③~⑨のショパンになってからは益々彼の真骨頂発揮だ。'00年に第1回ショパン国際ピアノコンクールin ASIAでの1位受賞や'05年には日本ショパン協会主催ショパンピアノコンクール第1位受賞など、ショパン演奏で高い評価を受けてきただけに、演奏にも余裕が感じられる。⑧の超絶技巧ぶりといったら!

曲間のMCも彼ならではのキャラクターが出ており、エンターティナーぶりも発揮。
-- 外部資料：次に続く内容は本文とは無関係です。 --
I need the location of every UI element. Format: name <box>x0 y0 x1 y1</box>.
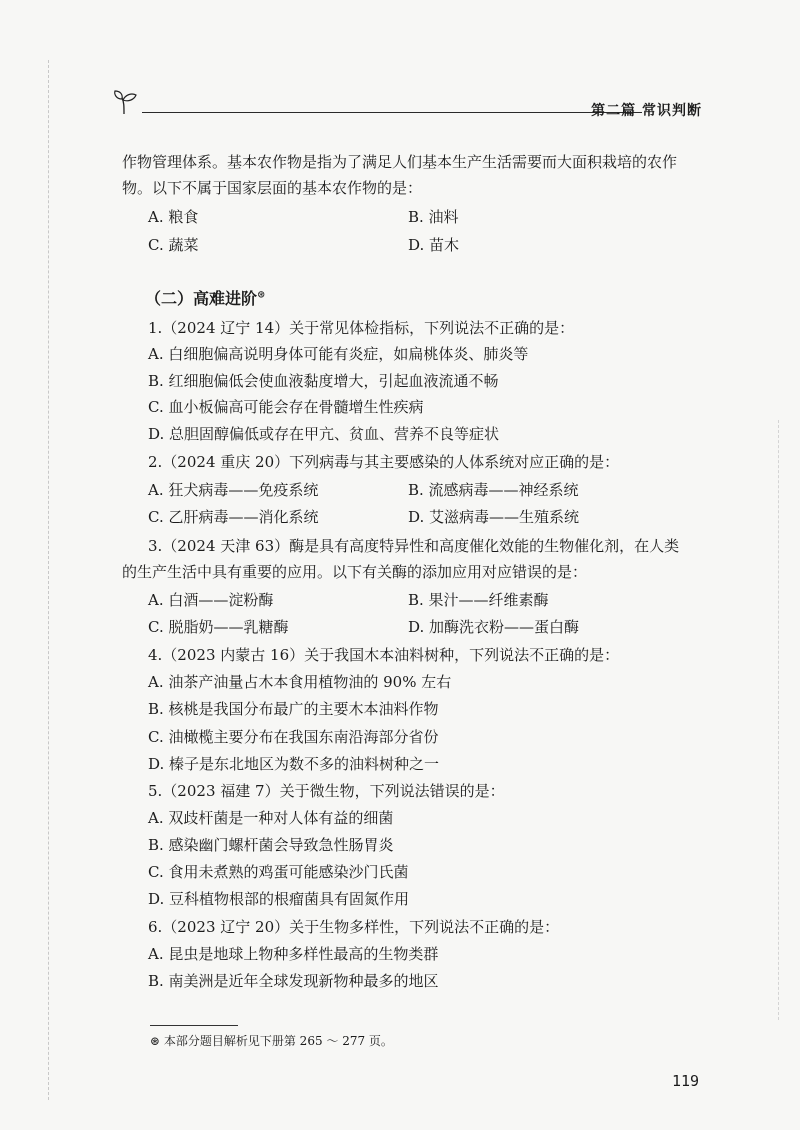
question-6-option-b: B. 南美洲是近年全球发现新物种最多的地区 <box>148 972 439 990</box>
question-6-stem: 6.（2023 辽宁 20）关于生物多样性，下列说法不正确的是： <box>148 918 560 936</box>
question-3-option-c: C. 脱脂奶——乳糖酶 <box>148 618 289 636</box>
page-edge-left <box>48 60 49 1100</box>
question-2-stem: 2.（2024 重庆 20）下列病毒与其主要感染的人体系统对应正确的是： <box>148 453 620 471</box>
leaf-sprout-icon <box>112 88 142 118</box>
footnote-mark: ⊛ <box>257 289 266 301</box>
question-3-option-a: A. 白酒——淀粉酶 <box>148 591 274 609</box>
intro-line-2: 物。以下不属于国家层面的基本农作物的是： <box>122 179 423 197</box>
intro-option-b: B. 油料 <box>408 208 459 226</box>
header-rule <box>142 112 642 113</box>
section-heading <box>145 286 265 309</box>
question-2-option-d: D. 艾滋病毒——生殖系统 <box>408 508 580 526</box>
footnote: ⊛ 本部分题目解析见下册第 265 ～ 277 页。 <box>150 1034 393 1048</box>
question-4-option-b: B. 核桃是我国分布最广的主要木本油料作物 <box>148 700 439 718</box>
page-number: 119 <box>672 1072 700 1090</box>
question-6-option-a: A. 昆虫是地球上物种多样性最高的生物类群 <box>148 945 439 963</box>
question-3-stem-line-2: 的生产生活中具有重要的应用。以下有关酶的添加应用对应错误的是： <box>122 563 588 581</box>
header-title: 第二篇 常识判断 <box>591 103 702 119</box>
intro-option-c: C. 蔬菜 <box>148 236 199 254</box>
question-5-option-a: A. 双歧杆菌是一种对人体有益的细菌 <box>148 809 394 827</box>
question-5-stem: 5.（2023 福建 7）关于微生物，下列说法错误的是： <box>148 782 505 800</box>
question-5-option-d: D. 豆科植物根部的根瘤菌具有固氮作用 <box>148 890 410 908</box>
question-4-option-a: A. 油茶产油量占木本食用植物油的 90% 左右 <box>148 673 452 691</box>
question-2-option-c: C. 乙肝病毒——消化系统 <box>148 508 319 526</box>
intro-option-a: A. 粮食 <box>148 208 199 226</box>
question-4-option-d: D. 榛子是东北地区为数不多的油料树种之一 <box>148 755 440 773</box>
question-1-option-c: C. 血小板偏高可能会存在骨髓增生性疾病 <box>148 398 424 416</box>
running-header <box>112 88 702 128</box>
question-2-option-a: A. 狂犬病毒——免疫系统 <box>148 481 319 499</box>
question-3-option-d: D. 加酶洗衣粉——蛋白酶 <box>408 618 580 636</box>
question-4-stem: 4.（2023 内蒙古 16）关于我国木本油料树种，下列说法不正确的是： <box>148 646 620 664</box>
question-3-stem-line-1: 3.（2024 天津 63）酶是具有高度特异性和高度催化效能的生物催化剂，在人类 <box>148 537 680 555</box>
question-1-option-b: B. 红细胞偏低会使血液黏度增大，引起血液流通不畅 <box>148 372 499 390</box>
question-5-option-c: C. 食用未煮熟的鸡蛋可能感染沙门氏菌 <box>148 863 409 881</box>
section-title: （二）高难进阶 <box>145 289 258 308</box>
question-1-option-d: D. 总胆固醇偏低或存在甲亢、贫血、营养不良等症状 <box>148 425 500 443</box>
footnote-rule <box>150 1025 238 1026</box>
intro-option-d: D. 苗木 <box>408 236 460 254</box>
question-3-option-b: B. 果汁——纤维素酶 <box>408 591 549 609</box>
question-5-option-b: B. 感染幽门螺杆菌会导致急性肠胃炎 <box>148 836 394 854</box>
page-edge-right <box>778 420 779 1020</box>
intro-line-1: 作物管理体系。基本农作物是指为了满足人们基本生产生活需要而大面积栽培的农作 <box>122 153 678 171</box>
question-1-stem: 1.（2024 辽宁 14）关于常见体检指标，下列说法不正确的是： <box>148 319 575 337</box>
question-4-option-c: C. 油橄榄主要分布在我国东南沿海部分省份 <box>148 728 439 746</box>
question-2-option-b: B. 流感病毒——神经系统 <box>408 481 579 499</box>
question-1-option-a: A. 白细胞偏高说明身体可能有炎症，如扁桃体炎、肺炎等 <box>148 345 529 363</box>
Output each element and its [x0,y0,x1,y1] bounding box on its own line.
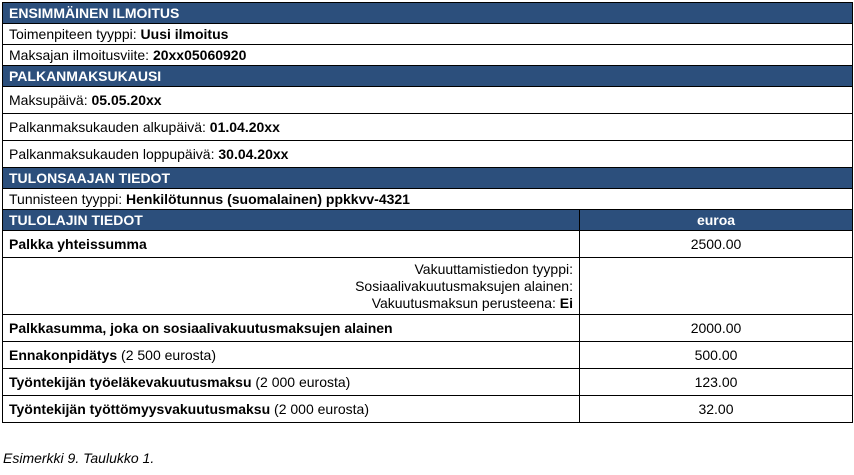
field-value: Henkilötunnus (suomalainen) ppkkvv-4321 [126,190,410,207]
field-label: Maksupäivä: [9,91,92,108]
insurance-basis-label: Vakuutusmaksun perusteena: [371,294,560,311]
row-period-end [3,141,853,168]
insurance-type-label: Vakuuttamistiedon tyyppi: [414,260,573,277]
row-payer-ref [3,45,853,66]
field-label: Maksajan ilmoitusviite: [9,46,153,63]
field-label: Toimenpiteen tyyppi: [9,25,141,42]
section-title: ENSIMMÄINEN ILMOITUS [3,3,853,24]
field-value: 05.05.20xx [91,91,162,108]
row-period-start [3,114,853,141]
section-header-pay-period [3,66,853,87]
row-withholding [3,342,853,369]
currency-header: euroa [580,210,853,231]
section-title: PALKANMAKSUKAUSI [3,66,853,87]
amount-cell: 123.00 [580,369,853,396]
row-pension [3,369,853,396]
section-header-recipient [3,168,853,189]
amount-cell: 2000.00 [580,315,853,342]
row-salary-total [3,231,853,258]
amount-cell-empty [580,258,853,315]
field-value: 20xx05060920 [152,46,247,63]
income-label: Palkkasumma, joka on sosiaalivakuutusmaksujen alainen [9,319,393,336]
section-title: TULOLAJIN TIEDOT [3,210,580,231]
income-note: (2 500 eurosta) [117,346,216,363]
field-label: Palkanmaksukauden alkupäivä: [9,118,210,135]
row-social-salary [3,315,853,342]
row-action-type [3,24,853,45]
amount-cell: 2500.00 [580,231,853,258]
table-caption: Esimerkki 9. Taulukko 1. [3,450,155,466]
row-pay-date [3,87,853,114]
insurance-basis-value: Ei [559,294,573,311]
section-title: TULONSAAJAN TIEDOT [3,168,853,189]
field-value: 01.04.20xx [209,118,280,135]
section-header-first-notice [3,3,853,24]
row-id-type [3,189,853,210]
field-label: Palkanmaksukauden loppupäivä: [9,145,219,162]
field-label: Tunnisteen tyyppi: [9,190,126,207]
row-insurance-info [3,258,853,315]
row-unemployment [3,396,853,423]
income-note: (2 000 eurosta) [251,373,351,390]
field-value: 30.04.20xx [218,145,289,162]
income-label: Työntekijän työeläkevakuutusmaksu [9,373,252,390]
income-label: Palkka yhteissumma [9,235,147,252]
social-insurance-label: Sosiaalivakuutusmaksujen alainen: [355,277,573,294]
section-header-income-types [3,210,853,231]
income-label: Työntekijän työttömyysvakuutusmaksu [9,400,271,417]
income-report-table [2,2,853,423]
income-label: Ennakonpidätys [9,346,118,363]
income-note: (2 000 eurosta) [270,400,369,417]
amount-cell: 500.00 [580,342,853,369]
amount-cell: 32.00 [580,396,853,423]
field-value: Uusi ilmoitus [140,25,229,42]
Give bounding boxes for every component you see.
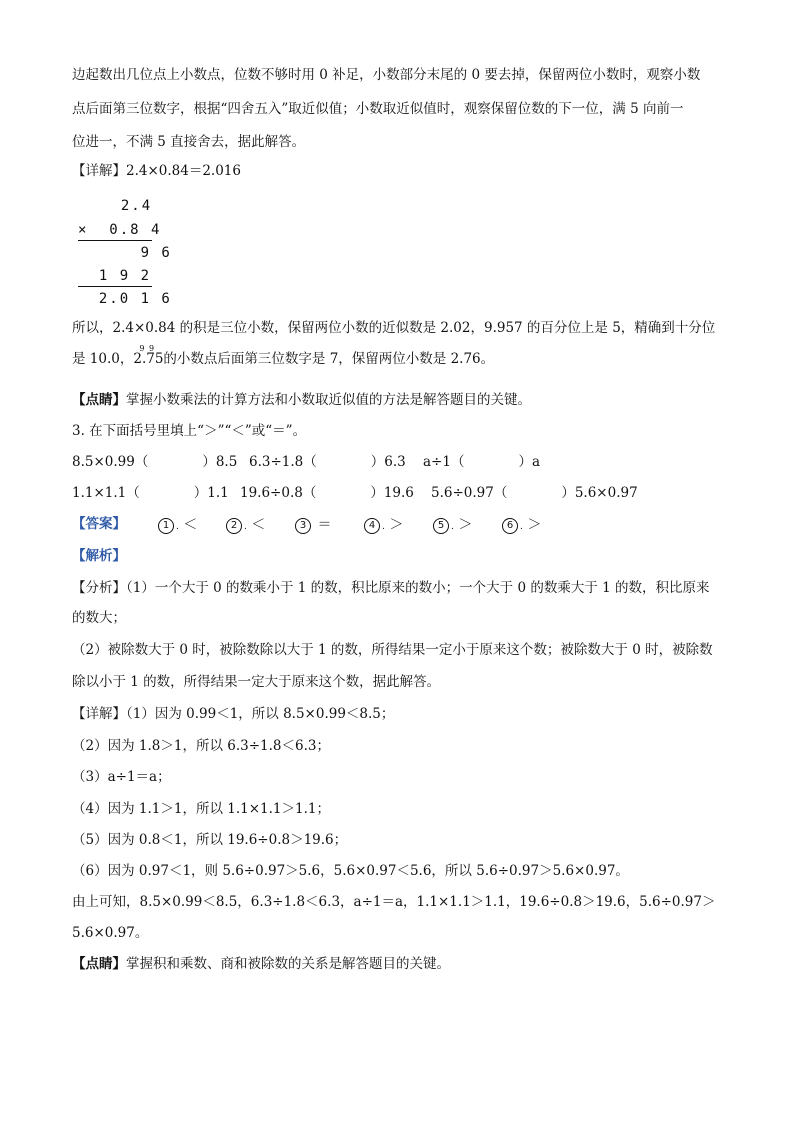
detail-line: （5）因为 0.8＜1，所以 19.6÷0.8＞19.6；	[72, 832, 348, 848]
number-value: 2.75	[133, 351, 164, 367]
answer-item: 2 . ＜	[226, 514, 265, 534]
vertical-rule	[78, 286, 152, 287]
detail-text: （1）因为 0.99＜1，所以 8.5×0.99＜8.5；	[126, 706, 395, 722]
analysis-line: （2）被除数大于 0 时，被除数除以大于 1 的数，所得结果一定小于原来这个数；被除数大于 0 时，被除数	[72, 642, 713, 658]
detail-line: （6）因为 0.97＜1，则 5.6÷0.97＞5.6，5.6×0.97＜5.6，所以 5.6÷0.97＞5.6×0.97。	[72, 863, 629, 879]
line-suffix: 的小数点后面第三位数字是 7，保留两位小数是 2.76。	[163, 351, 495, 367]
circled-number: 4	[364, 518, 380, 534]
detail-line: （3）a÷1＝a；	[72, 769, 171, 785]
answer-item: 6 . ＞	[502, 514, 541, 534]
answer-item	[295, 514, 331, 534]
summary-line: 由上可知，8.5×0.99＜8.5，6.3÷1.8＜6.3，a÷1＝a，1.1×1.1＞1.1，19.6÷0.8＞19.6，5.6÷0.97＞	[72, 894, 716, 910]
question-title: 3. 在下面括号里填上“＞”“＜”或“＝”。	[72, 423, 307, 439]
vertical-row: 1 9 2	[78, 268, 152, 284]
vertical-row: 2.4	[100, 198, 153, 214]
detail-equation: 2.4×0.84＝2.016	[126, 163, 241, 179]
paragraph-line	[72, 344, 495, 369]
analysis-header: 【解析】	[72, 548, 126, 564]
vertical-row: 9 6	[78, 245, 172, 261]
answer-item: 1 . ＜	[158, 514, 197, 534]
vertical-row: 2.0 1 6	[78, 291, 172, 307]
vertical-row: × 0.8 4	[78, 222, 162, 238]
analysis-line: 的数大；	[72, 610, 126, 626]
number-with-marks	[133, 344, 164, 369]
question-row: 1.1×1.1（ ）1.1	[72, 485, 229, 501]
analysis-tag: 【分析】	[72, 580, 126, 596]
answer-symbol: ＞	[527, 517, 542, 533]
circled-number: 5	[433, 518, 449, 534]
question-row: 19.6÷0.8（ ）19.6	[240, 485, 414, 501]
pointer-body: 掌握积和乘数、商和被除数的关系是解答题目的关键。	[126, 956, 450, 972]
circled-number: 2	[226, 518, 242, 534]
detail-tag: 【详解】	[72, 706, 126, 722]
detail-tag: 【详解】	[72, 163, 126, 179]
detail-line: （4）因为 1.1＞1，所以 1.1×1.1＞1.1；	[72, 801, 330, 817]
analysis-line	[72, 578, 710, 598]
detail-line: （2）因为 1.8＞1，所以 6.3÷1.8＜6.3；	[72, 738, 330, 754]
circled-number: 3	[295, 518, 311, 534]
number-marks: 9 9	[139, 344, 156, 353]
analysis-line: 除以小于 1 的数，所得结果一定大于原来这个数，据此解答。	[72, 674, 441, 690]
vertical-rule	[78, 240, 152, 241]
circled-number: 6	[502, 518, 518, 534]
pointer-body: 掌握小数乘法的计算方法和小数取近似值的方法是解答题目的关键。	[126, 392, 531, 408]
paragraph-line: 边起数出几位点上小数点，位数不够时用 0 补足，小数部分末尾的 0 要去掉，保留两位小数时，观察小数	[72, 67, 701, 83]
answer-symbol: ＞	[389, 517, 404, 533]
line-prefix: 是 10.0，	[72, 351, 134, 367]
answer-symbol: ＜	[251, 517, 266, 533]
question-row: 6.3÷1.8（ ）6.3	[249, 454, 406, 470]
paragraph-line: 所以，2.4×0.84 的积是三位小数，保留两位小数的近似数是 2.02，9.957 的百分位上是 5，精确到十分位	[72, 320, 716, 336]
question-row: a÷1（ ）a	[423, 454, 540, 470]
answer-symbol: ＝	[317, 517, 332, 533]
paragraph-line: 点后面第三位数字，根据“四舍五入”取近似值；小数取近似值时，观察保留位数的下一位，满 5 向前一	[72, 101, 684, 117]
question-row	[72, 452, 237, 472]
summary-line: 5.6×0.97。	[72, 925, 149, 941]
question-row: 5.6÷0.97（ ）5.6×0.97	[431, 485, 638, 501]
answer-symbol: ＞	[458, 517, 473, 533]
paragraph-line: 位进一，不满 5 直接舍去，据此解答。	[72, 134, 306, 150]
answer-symbol: ＜	[183, 517, 198, 533]
pointer-tag: 【点睛】	[72, 956, 126, 972]
answer-item: 5 . ＞	[433, 514, 472, 534]
detail-line	[72, 161, 241, 181]
answer-tag: 【答案】	[72, 516, 126, 532]
blank-item: 8.5×0.99（ ）8.5	[72, 454, 238, 470]
detail-line	[72, 704, 394, 724]
pointer-line	[72, 954, 450, 974]
circled-number: 1	[158, 518, 174, 534]
analysis-text: （1）一个大于 0 的数乘小于 1 的数，积比原来的数小；一个大于 0 的数乘大于 1 的数，积比原来	[126, 580, 710, 596]
answer-item: 4 . ＞	[364, 514, 403, 534]
pointer-line	[72, 390, 531, 410]
pointer-tag: 【点睛】	[72, 392, 126, 408]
アンコールでは季節柄「きよしこの夜」の旋律が奏でられたと思ったら何とジャズアレンジで演奏!その「きよしこの夜」で終わると思ったら、そのまま旋律がラフマニノフのピアノ協奏曲第2番終楽章のコーダへ突入!!熱心に聴きいっていた約650名の聴衆が惜しみない拍手を送っていたのが印象的だった。

終演後、ロビーで②~⑨までが収録されたニューアルバム「熱情」のCD('07年8月ヤマハにて収録、ワーナーミュージック・ジャパン国内盤)をサイン入りで購入する(^^)これからどんな演奏家に育っていくか楽しみなピアニストだ。